In fact, right now she's harvesting produce for a local chef, using a pair of needlenose shears to gather pods from a bed of wasabi arugula that has gone to seed. She offers a seed pod for tasting, warning, "This will light your mouth off. I tested them out with a chef I worked with and he's in love with them. That is one thing that is really neat about what's happening with our food culture. All of a sudden, the Detroit area is lit up with chefs that are willing to use the unusual."

It's welcome news to Lutz, who caters to a culinary trade by growing lesser-known heirloom edibles. She says, "Chefs may not use a high volume of produce, but the stuff they care for is really specialty. That's where the price point comes in. Maybe you don't have to grow hundreds of pounds of something. You can have a smaller amount and do a pretty fine job, financially."

In fact, Recovery Park was just picked up by one of the largest produce distributors in Michigan, a family-owned operation that serves more than 400 restaurants in the state. And Lutz doesn't grow just produce for chefs, but crops of edible flowers as well: The blossoms include nasturtium, dianthus, Mexican marigold, and viola. But she warns, "Just because they are edible doesn't always mean they'll taste good," before adding with a smile, "I do try to stick with edibles that I think actually taste good."
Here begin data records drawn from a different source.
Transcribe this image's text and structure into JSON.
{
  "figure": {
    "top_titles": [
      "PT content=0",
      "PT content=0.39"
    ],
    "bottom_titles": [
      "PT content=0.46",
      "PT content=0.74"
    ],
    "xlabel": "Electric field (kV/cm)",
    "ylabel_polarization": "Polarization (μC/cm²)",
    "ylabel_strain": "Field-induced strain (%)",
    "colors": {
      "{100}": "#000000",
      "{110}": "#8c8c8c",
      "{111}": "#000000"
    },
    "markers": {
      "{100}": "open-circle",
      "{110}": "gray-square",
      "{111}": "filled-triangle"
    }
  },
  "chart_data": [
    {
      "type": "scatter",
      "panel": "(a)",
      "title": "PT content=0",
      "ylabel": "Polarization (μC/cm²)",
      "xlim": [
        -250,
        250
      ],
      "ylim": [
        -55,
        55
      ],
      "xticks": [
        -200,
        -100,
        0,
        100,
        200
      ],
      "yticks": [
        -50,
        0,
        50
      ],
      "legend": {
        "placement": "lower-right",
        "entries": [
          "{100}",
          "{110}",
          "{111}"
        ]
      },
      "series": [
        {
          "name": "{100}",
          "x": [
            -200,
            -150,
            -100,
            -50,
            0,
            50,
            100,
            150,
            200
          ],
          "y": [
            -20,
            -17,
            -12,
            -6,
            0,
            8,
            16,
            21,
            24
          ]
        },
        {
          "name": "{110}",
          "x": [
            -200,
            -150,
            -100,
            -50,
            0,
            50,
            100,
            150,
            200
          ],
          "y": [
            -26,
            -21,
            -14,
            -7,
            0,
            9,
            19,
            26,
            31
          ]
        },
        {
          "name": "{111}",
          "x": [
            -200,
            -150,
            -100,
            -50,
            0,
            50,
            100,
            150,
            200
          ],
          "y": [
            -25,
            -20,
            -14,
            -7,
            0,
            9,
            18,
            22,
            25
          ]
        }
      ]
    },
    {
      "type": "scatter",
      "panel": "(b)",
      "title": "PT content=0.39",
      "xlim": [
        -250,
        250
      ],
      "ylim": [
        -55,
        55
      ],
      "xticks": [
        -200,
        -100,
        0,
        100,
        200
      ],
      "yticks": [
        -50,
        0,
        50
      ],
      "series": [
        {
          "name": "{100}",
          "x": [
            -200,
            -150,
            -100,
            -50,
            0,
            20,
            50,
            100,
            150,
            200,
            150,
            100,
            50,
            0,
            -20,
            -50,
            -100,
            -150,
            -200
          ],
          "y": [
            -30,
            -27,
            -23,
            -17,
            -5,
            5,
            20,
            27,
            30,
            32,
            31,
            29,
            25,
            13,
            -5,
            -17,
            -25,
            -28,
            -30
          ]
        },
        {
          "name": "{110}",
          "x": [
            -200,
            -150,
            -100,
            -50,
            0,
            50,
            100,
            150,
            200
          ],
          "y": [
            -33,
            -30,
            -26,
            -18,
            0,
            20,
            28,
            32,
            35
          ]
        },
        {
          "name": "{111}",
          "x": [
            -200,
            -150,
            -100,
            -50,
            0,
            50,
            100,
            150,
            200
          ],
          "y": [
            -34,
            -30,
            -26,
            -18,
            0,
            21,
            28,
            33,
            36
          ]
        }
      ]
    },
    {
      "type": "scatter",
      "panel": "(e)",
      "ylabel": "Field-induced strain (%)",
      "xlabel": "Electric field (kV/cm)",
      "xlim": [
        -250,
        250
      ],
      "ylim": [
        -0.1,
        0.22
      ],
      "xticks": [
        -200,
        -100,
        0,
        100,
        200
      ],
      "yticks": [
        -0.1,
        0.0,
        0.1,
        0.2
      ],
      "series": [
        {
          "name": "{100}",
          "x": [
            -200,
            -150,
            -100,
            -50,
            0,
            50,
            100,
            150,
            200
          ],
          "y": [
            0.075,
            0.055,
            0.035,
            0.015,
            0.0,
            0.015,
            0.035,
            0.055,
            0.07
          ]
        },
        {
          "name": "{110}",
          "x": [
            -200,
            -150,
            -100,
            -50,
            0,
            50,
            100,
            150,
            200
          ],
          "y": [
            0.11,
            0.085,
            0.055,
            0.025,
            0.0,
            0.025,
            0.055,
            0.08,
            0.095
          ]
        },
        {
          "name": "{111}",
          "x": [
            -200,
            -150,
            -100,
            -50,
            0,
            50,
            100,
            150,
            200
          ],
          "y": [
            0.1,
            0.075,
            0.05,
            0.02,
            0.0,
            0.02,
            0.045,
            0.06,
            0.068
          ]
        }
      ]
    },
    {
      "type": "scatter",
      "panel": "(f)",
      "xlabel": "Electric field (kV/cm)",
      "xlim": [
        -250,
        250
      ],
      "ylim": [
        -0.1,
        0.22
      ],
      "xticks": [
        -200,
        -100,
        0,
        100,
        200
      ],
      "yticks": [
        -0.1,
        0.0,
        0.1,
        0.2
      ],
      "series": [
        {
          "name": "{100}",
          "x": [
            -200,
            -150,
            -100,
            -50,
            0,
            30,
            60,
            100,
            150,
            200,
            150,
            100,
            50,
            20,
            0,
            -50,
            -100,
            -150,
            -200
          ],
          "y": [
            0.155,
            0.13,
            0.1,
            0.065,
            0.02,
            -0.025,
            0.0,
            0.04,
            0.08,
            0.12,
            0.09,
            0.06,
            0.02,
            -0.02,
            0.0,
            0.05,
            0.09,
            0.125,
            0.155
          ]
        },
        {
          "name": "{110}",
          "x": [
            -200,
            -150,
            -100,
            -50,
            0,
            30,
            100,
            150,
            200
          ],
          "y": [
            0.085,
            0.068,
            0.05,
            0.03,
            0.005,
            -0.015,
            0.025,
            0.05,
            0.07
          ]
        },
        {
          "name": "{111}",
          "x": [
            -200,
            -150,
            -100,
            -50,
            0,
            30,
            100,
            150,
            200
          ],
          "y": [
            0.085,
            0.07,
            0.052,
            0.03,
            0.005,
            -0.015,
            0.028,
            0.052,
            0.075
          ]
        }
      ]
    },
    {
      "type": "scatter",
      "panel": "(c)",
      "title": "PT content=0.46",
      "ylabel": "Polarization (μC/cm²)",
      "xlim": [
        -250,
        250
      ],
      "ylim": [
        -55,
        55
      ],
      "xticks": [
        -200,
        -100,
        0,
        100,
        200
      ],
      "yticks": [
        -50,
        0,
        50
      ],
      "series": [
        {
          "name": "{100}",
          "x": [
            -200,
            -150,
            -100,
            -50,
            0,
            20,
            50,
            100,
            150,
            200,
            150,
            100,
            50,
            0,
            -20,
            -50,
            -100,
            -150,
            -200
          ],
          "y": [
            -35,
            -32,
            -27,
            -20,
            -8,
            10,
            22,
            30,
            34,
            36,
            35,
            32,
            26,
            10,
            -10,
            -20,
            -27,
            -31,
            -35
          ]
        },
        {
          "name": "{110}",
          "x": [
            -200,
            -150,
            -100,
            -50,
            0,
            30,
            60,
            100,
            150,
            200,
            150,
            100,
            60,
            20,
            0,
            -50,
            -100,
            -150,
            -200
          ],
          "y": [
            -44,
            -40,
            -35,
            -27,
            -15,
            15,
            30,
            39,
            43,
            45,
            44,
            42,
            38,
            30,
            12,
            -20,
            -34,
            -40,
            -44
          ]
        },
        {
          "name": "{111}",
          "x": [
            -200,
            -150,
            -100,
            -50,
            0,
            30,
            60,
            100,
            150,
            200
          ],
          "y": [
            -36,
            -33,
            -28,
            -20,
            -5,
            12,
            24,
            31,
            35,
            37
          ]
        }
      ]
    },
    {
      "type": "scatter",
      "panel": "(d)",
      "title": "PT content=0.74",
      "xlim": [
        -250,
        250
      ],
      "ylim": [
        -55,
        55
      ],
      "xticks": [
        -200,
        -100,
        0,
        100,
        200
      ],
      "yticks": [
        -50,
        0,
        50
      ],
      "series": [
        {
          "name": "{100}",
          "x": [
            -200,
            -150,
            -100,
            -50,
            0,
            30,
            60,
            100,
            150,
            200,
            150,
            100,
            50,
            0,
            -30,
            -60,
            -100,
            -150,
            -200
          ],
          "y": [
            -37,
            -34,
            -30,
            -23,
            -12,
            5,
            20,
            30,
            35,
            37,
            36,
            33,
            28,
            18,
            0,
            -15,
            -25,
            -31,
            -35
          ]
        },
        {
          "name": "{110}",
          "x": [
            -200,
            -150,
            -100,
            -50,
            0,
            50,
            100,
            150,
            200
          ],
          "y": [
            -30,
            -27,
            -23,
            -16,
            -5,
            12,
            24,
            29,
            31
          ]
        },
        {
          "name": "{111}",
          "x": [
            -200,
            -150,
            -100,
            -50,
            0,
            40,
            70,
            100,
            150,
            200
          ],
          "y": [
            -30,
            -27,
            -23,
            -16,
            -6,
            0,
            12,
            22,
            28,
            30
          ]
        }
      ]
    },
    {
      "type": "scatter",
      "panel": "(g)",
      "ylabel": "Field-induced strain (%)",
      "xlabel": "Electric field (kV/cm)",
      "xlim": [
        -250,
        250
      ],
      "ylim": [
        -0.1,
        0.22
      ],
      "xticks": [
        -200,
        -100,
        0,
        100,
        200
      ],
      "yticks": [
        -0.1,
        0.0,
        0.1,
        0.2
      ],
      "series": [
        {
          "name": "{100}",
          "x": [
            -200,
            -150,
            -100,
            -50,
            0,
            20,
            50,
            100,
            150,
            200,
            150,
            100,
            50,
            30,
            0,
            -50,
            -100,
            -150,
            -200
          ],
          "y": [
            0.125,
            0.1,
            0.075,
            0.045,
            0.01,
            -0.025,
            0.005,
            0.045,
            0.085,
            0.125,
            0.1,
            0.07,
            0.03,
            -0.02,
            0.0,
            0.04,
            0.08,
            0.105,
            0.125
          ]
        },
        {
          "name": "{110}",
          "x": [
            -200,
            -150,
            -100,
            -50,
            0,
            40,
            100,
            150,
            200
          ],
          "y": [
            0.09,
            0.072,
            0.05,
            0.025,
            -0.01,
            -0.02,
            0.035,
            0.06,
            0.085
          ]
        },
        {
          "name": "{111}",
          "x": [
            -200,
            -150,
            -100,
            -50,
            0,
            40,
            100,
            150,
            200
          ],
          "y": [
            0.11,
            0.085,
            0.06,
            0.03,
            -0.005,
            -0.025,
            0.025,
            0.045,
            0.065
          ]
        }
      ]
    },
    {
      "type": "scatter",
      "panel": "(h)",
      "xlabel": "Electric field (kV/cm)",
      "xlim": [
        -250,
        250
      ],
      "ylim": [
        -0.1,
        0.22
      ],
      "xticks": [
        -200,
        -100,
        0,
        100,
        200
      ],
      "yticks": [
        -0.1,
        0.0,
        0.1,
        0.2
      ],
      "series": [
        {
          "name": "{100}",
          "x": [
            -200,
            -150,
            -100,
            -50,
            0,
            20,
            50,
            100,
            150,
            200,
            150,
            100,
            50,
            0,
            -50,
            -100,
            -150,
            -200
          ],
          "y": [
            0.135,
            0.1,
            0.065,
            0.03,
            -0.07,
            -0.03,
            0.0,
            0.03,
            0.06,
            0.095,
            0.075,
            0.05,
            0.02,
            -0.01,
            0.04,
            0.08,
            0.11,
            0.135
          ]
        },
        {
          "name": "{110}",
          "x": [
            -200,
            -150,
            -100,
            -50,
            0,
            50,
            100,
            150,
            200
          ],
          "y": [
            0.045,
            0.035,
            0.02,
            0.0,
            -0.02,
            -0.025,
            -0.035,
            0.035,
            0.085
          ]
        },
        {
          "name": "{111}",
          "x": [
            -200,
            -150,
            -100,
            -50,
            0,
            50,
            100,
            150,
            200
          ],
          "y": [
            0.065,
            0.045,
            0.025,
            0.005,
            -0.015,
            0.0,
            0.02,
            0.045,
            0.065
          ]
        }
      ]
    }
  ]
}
The enterprise has moved around a bit. Its ongoing intention is to be an urban farm helping build careers for people with barriers to employment. Last year, it was at 2600 E. Grand Blvd., where Lutz built raised beds and put up a 4,000-square-foot high-tunnel greenhouse in a parking lot. The pilot project was successful, and Lutz needed to expand. While a 110-acre land deal with the city is pending, Lutz is working out of Waterford. She says, "We've been growing here since the beginning of January and we've actually sold products in February. It's been a nice little space for us." Lutz plans to move the business back to Detroit in October, and to personally move to the city as well.

And Detroit in 2016 may be the perfect time and place for Lutz and her business, with the rising value of local, fresh, sustainably grown food. Lutz doesn't mince words, saying, "If you would've tried this 10 years ago, you would've been shit on. I remember struggling so hard growing organic food. ... It was painful how long it took for stores, for anyone to catch on, but I knew it would.

"Agriculture has always been a great thing for Michigan. It's the second-leading industry. But we don't treat it like one. We are still too comfortable with watching our food get brought in."